Members of the West Virginia National Guard patrol around the Lincoln Memorial in Washington on Aug. 26, 2025. (Eric Kayne/Stars and Stripes)
WASHINGTON — A complex duty status system for Reserve and National Guard forces would be reduced from about 30 duty statuses to four under a bipartisan bill introduced in the House on Thursday to ensure equitable benefits and pay.
The Duty Status Reform Act seeks to simplify an overly burdensome system that lawmakers blame for major disparities in health care, pay and benefits such as the post-9/11 G.I. bill when troops move from one type of military service to another.
The current framework, a culmination of various congressional patch fixes spanning from World War II to the Global War on Terror, means service members performing similar assignments often receive different benefits.
It also causes interruptions in pay, creates budgeting difficulties that make it harder to correctly allocate resources and complicates the work of commanders who need to quickly and easily call up service members for duty, according to lawmakers.

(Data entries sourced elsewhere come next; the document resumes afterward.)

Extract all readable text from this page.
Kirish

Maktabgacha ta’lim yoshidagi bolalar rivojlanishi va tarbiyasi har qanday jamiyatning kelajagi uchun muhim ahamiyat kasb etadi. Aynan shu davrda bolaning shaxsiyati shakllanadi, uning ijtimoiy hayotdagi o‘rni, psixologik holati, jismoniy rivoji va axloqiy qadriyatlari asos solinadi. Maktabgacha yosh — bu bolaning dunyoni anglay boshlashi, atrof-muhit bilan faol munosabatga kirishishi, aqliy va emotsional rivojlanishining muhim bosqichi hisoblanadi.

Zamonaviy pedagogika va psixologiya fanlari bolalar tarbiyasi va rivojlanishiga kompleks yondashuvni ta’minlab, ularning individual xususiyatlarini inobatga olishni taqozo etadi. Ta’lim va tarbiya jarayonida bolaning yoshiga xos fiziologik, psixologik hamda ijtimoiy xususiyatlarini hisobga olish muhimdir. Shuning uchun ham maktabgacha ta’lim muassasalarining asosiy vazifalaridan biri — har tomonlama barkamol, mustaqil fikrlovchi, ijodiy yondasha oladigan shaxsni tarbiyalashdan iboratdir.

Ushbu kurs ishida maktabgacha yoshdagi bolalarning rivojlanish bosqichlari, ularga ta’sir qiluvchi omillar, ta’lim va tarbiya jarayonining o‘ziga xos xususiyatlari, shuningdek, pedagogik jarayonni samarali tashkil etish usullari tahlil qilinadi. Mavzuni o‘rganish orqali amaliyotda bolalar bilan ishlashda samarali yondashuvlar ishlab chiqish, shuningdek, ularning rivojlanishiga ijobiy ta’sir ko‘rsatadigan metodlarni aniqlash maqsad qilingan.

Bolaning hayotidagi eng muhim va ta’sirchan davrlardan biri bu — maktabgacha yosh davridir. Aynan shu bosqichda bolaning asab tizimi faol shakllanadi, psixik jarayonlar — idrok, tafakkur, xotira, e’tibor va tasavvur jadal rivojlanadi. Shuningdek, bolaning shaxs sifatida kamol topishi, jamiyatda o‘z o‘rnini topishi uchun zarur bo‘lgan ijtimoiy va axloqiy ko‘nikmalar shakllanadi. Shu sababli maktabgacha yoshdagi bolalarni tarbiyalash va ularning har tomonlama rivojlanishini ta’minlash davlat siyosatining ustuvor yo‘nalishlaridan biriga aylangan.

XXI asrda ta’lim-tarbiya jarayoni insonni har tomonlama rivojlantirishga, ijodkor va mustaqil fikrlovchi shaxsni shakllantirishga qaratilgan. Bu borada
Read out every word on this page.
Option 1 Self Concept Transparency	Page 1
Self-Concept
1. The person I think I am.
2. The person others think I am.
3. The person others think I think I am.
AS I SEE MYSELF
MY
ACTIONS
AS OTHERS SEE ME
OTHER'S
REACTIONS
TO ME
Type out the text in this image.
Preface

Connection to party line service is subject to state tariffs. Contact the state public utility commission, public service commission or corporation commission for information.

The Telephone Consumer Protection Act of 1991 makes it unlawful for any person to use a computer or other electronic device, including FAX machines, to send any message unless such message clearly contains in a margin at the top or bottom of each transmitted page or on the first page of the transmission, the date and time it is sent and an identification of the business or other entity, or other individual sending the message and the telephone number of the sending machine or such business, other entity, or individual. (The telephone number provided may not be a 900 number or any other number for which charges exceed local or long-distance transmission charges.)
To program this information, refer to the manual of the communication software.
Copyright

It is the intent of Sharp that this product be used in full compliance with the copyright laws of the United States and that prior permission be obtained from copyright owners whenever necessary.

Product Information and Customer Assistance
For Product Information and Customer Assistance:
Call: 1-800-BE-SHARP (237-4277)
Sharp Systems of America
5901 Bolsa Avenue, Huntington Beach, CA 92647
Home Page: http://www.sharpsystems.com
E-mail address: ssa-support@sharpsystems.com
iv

Rep. Gil Cisneros, D-Calif., said efforts to resolve the issue began more than 20 years ago and continued during his tenure as an undersecretary overseeing the military’s personnel and readiness in former President Joe Biden’s Defense Department.
“This was my No. 1 priority returning to Congress,” said Cisneros, a Navy veteran who served in the House from 2019 to 2021 and returned in 2025. “Having worked on this issue during my time at the Pentagon, I learned about the complexity of the current duty status system and how it hurts our readiness and quality of life for service members.”
The bill proposes creating four broad service categories: Contingency Duty, Training and Support, Reserve Component Duty and Remote Assignments.
Contingency duty covers deployments for missions such as responding to a national emergency or a natural disaster. Training and support includes required training, administrative assignments and support to reserve units. Reserve component duty represents traditional partial-day reserve service. Remote assignments refer to online learning and other virtual duties.
Rep. Jack Bergman, R-Mich., described the legislation as “common sense” and said it cuts through “decades of red tape” to ensure members of the Reserve and National Guard get “consistent benefits, clear orders and the support they’ve earned.”
In addition to Bergman and Cisneros, the bill is also co-sponsored by Reps. Ted Lieu, D-Calif., and Sam Graves, R-Mo.
Several military organizations have endorsed the measure. The National Guard Association of the United States said it would clean up nearly 300 laws, save taxpayer dollars, clear up confusion for service members and remove administrative burdens.
When statuses are clear, pay is timely and health care coverage is continuous “commanders can focus on the mission instead of paperwork,” said Francis M. McGinn, a retired Massachusetts Army National Guard two-star general who now serves as president of the National Guard association.
“That will be the result of this legislation,” he said.